Imaginez une pieuvre à face humaine et qui se tiendrait debout sur quelques uns de ses tentacules tandis que les autres flotteraient inertes autour d’elle. La comparaison n’est pourtant pas tout à fait exacte, parce que les tentacules supérieurs simulaient plutôt une chevelure ou des racines que des appendices de préhension. Le corps tout entier, mou, et segmenté en certains endroits, d’apparence gélatineuse en d’autres et comme diffluent, sans contours précis, laissait transparaître la lumière du jour. Plus dense que tout le reste, la tête n’en était pas moins translucide, dans certaines positions tout au moins ; elle constituait une sorte de bourgeon ovoïde au sommet du corps, mais le visage, d’aspect glauque, avec çà et là, des luisances opalines de nacre ou de pierre lunaire, présentait des traits réguliers, étonnamment humains, à l’expression abjecte, bestiale, une bouche linéaire, un nez de poisson, deux yeux énormes, fluorescents, fendus en amande pourtant et qui papillotaient avec une sorte de tendresse, le tout comme voilé d’un mystérieux halo, d’une de ces taches floues qu’on observe aux clichés photographiques ratés, et donnant l’impression d’une image perçue à travers des couches liquides. La substance tégumentaire du monstre, tentacules compris, était revêtue de soies assez longues, rigides et qui tremblaient d’un mouvement spasmodique, continu.

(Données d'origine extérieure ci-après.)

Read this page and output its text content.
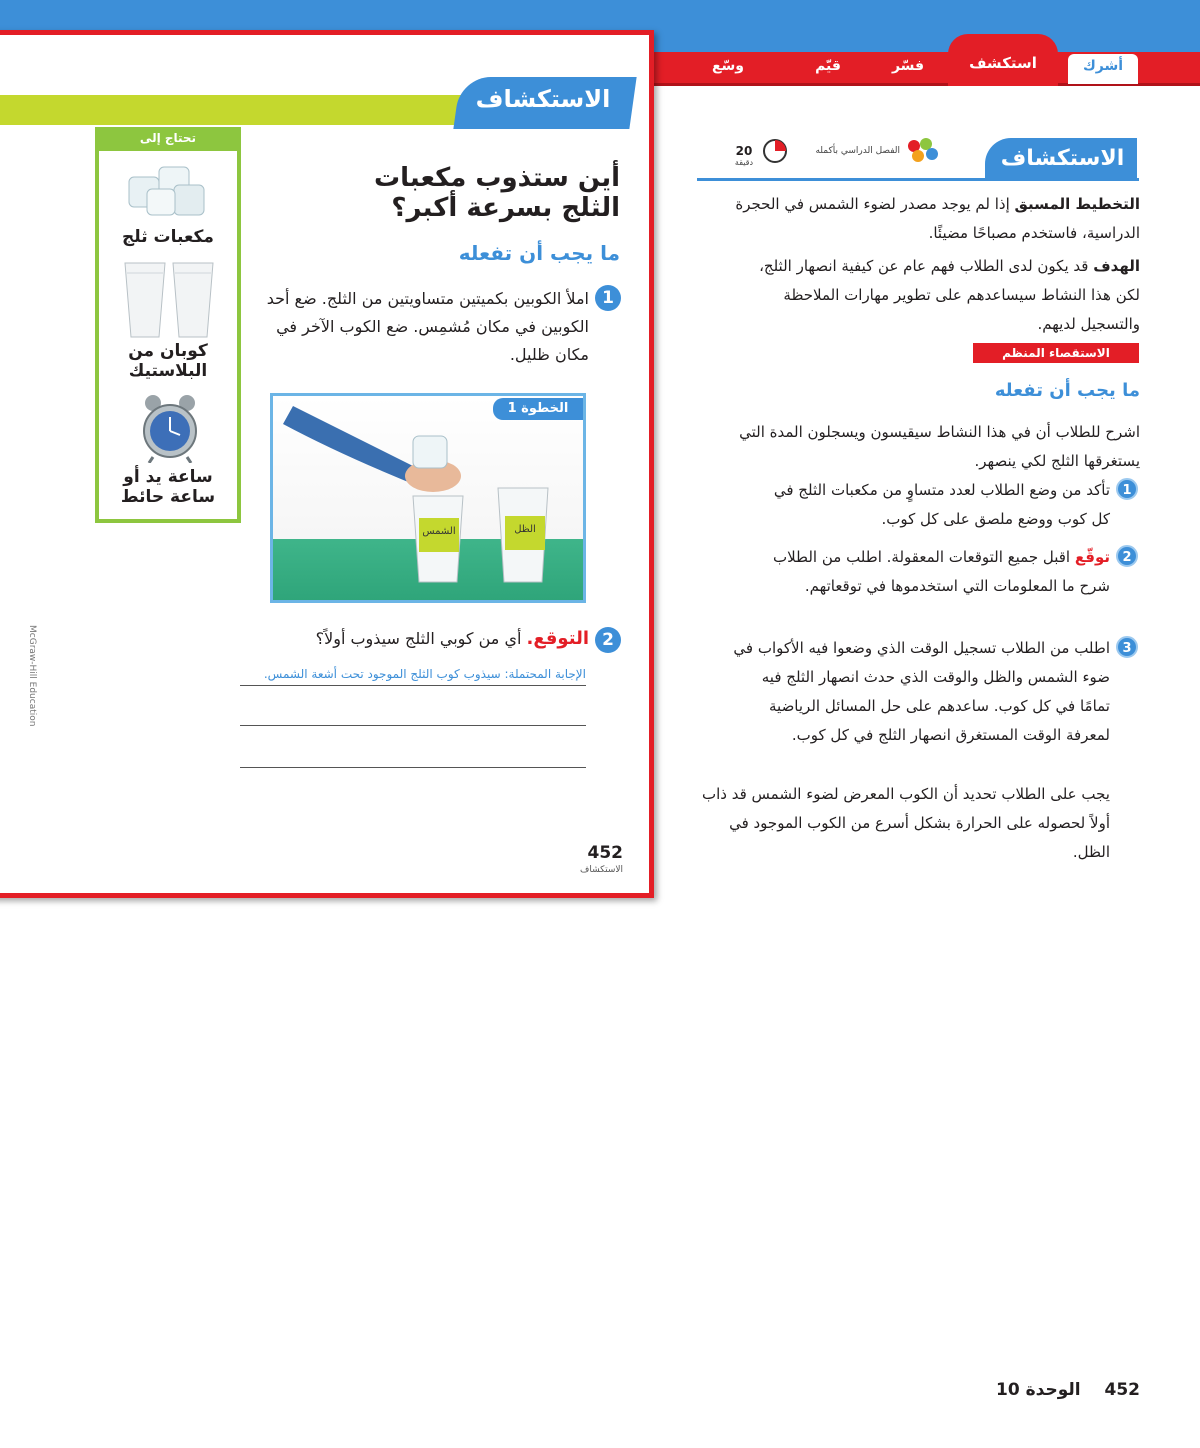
أشرك
استكشف
فسّر
قيّم
وسّع
الاستكشاف
تحتاج إلى
مكعبات ثلج
كوبان من البلاستيك
ساعة يد أو ساعة حائط
أين ستذوب مكعبات الثلج بسرعة أكبر؟
ما يجب أن تفعله
1
املأ الكوبين بكميتين متساويتين من الثلج. ضع أحد الكوبين في مكان مُشمِس. ضع الكوب الآخر في مكان ظليل.
الخطوة 1
الشمس	الظل
2
التوقع. أي من كوبي الثلج سيذوب أولاً؟
الإجابة المحتملة: سيذوب كوب الثلج الموجود تحت أشعة الشمس.
McGraw-Hill Education
452
الاستكشاف
الاستكشاف
الفصل الدراسي بأكمله
20
دقيقة
التخطيط المسبق إذا لم يوجد مصدر لضوء الشمس في الحجرة الدراسية، فاستخدم مصباحًا مضيئًا.
الهدف قد يكون لدى الطلاب فهم عام عن كيفية انصهار الثلج، لكن هذا النشاط سيساعدهم على تطوير مهارات الملاحظة والتسجيل لديهم.
الاستقصاء المنظم
ما يجب أن تفعله
اشرح للطلاب أن في هذا النشاط سيقيسون ويسجلون المدة التي يستغرقها الثلج لكي ينصهر.
1
تأكد من وضع الطلاب لعدد متساوٍ من مكعبات الثلج في كل كوب ووضع ملصق على كل كوب.
2
توقّع اقبل جميع التوقعات المعقولة. اطلب من الطلاب شرح ما المعلومات التي استخدموها في توقعاتهم.
3
اطلب من الطلاب تسجيل الوقت الذي وضعوا فيه الأكواب في ضوء الشمس والظل والوقت الذي حدث انصهار الثلج فيه تمامًا في كل كوب. ساعدهم على حل المسائل الرياضية لمعرفة الوقت المستغرق انصهار الثلج في كل كوب.
يجب على الطلاب تحديد أن الكوب المعرض لضوء الشمس قد ذاب أولاً لحصوله على الحرارة بشكل أسرع من الكوب الموجود في الظل.
452 الوحدة 10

Il va sans dire que la plupart de ces détails ne me frappèrent que plus tard, quand j’eus l’occasion d’examiner de près d’autres échantillons de l’espèce. Pour l’instant mon horreur était si profonde qu’elle abolissait tout esprit d’examen, et j’aurais certes fui à toutes jambes si la plus élémentaire prudence ne m’eût conseillé de faire bonne contenance. Le monstre, au reste, ne m’avait pas aperçu encore. Quand son regard tomba sur moi, l’impression produite fut telle que ma peur tomba instantanément. Son premier mouvement fut de bondir en arrière, puis de se jeter à plat ventre sur le sol et de s’y coller comme s’il avait voulu rentrer sous terre ; en même temps je remarquai une altération dans la nuance de son corps qui tout à coup prenait les teintes de la terrasse rocheuse où il s’incrustait, et je me rappelai alors qu’une foule d’animaux inférieurs jouissent de cette faculté mimétiste leur permettant de prendre la couleur du milieu ambiant pour mieux échapper à leurs ennemis. Donc le monstre avait peur de moi, et l’offensive était tout indiquée. Mais au premier pas que je fis en avant il se dressa d’un seul bond, se roula littéralement en boule et s’éloigna en pirouettant sur lui-même, ses tentacules et ses fanons vibratiles accélérant le mouvement de rotation qui le projetait le long de la rivière au premier tournant de laquelle il disparut à une vitesse prodigieuse.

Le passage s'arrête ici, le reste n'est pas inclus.